Hij keek zijn leider aan, die zijn innerlijk gesprek had gevolgd.
„God kent al Zijn kinderen, mijn jongen, laat dit je kracht, je geloof, hoop en vertrouwen zijn.
We zouden anders niet kunnen leven, het leven zou ondraaglijk zijn.
Ben je sterk genoeg om mij te volgen?
Ik heb je nog meer te tonen in deze duisternis.”
„Moeten we daar weer terug, Alcar?”
„Ja, mijn jongen, nog andere, lagere toestanden, heb ik je duidelijk te maken.”
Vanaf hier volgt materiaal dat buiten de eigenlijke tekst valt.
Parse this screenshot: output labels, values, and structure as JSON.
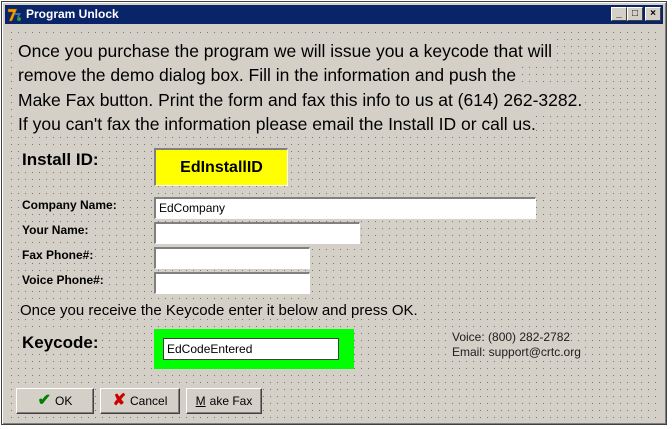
{
  "window": {
    "title": "Program Unlock",
    "controls": {
      "minimize": "_",
      "maximize": "□",
      "close": "×"
    }
  },
  "intro": {
    "lines": [
      "Once you purchase the program we will issue you a keycode that will",
      "remove the demo dialog box. Fill in the information and push the",
      "Make Fax button. Print the form and fax this info to us at (614) 262-3282.",
      "If you can't fax the information please email the Install ID or call us."
    ]
  },
  "form": {
    "install_id_label": "Install ID:",
    "install_id_value": "EdInstallID",
    "company_label": "Company Name:",
    "company_value": "EdCompany",
    "name_label": "Your Name:",
    "name_value": "",
    "fax_label": "Fax Phone#:",
    "fax_value": "",
    "voice_label": "Voice Phone#:",
    "voice_value": ""
  },
  "keycode": {
    "instruction": "Once you receive the Keycode enter it below and press OK.",
    "label": "Keycode:",
    "value": "EdCodeEntered"
  },
  "contact": {
    "voice": "Voice: (800) 282-2782",
    "email": "Email: support@crtc.org"
  },
  "buttons": {
    "ok": "OK",
    "cancel": "Cancel",
    "make_fax": "Make Fax"
  },
  "colors": {
    "title_bar": "#0a246a",
    "install_id_bg": "#ffff00",
    "keycode_frame": "#00ff00",
    "ok_icon": "#008000",
    "cancel_icon": "#cc0000"
  },
  "icons": {
    "app": "app-logo-icon",
    "ok": "checkmark-icon",
    "cancel": "x-mark-icon"
  }
}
Zacht, het hoofd omhoog gericht, had zijn leider deze woorden uitgesproken en André voelde wat er in deze hoge geest van liefde omging.
„Alcar,” sprak hij tot zijn leider, „ik zal u volgen, waarheen uw weg ook voeren zal.
Ik wil alles, maar dan ook alles uithouden en beleven.
Ik voel wat u denkt, God zal over alle kinderen waken.
Ik ben bereid u te volgen.”
„Dank je, André, God zal je in het leven na de dood daarvoor licht en geluk schenken, omdat je dit alles voor anderen wilt doen.”
„Mag ik u enige vragen stellen, Alcar?”
„Ja, zeker, waarom niet?”
„Waar komt in het leven na de dood dat bloed vandaan?”
Zijn leider glimlachte en zei: „Je bent niet de eerste, die een dergelijke vraag heeft gesteld; ik zal trachten je dit duidelijk te maken.
Is het voor jou een vreemd verschijnsel, dat hun lichamen verstoffelijkt zijn?”
André dacht na.
„Neen, dat niet, ik heb het immers in de sfeer der aarde mogen aanschouwen?”
„Voelt mijn zoon zijn hart niet kloppen?”
„Maar zij zijn toch gestorven, Alcar?”
„Maar in gevoel aards en zij zullen aards blijven, totdat zij innerlijk zijn veranderd.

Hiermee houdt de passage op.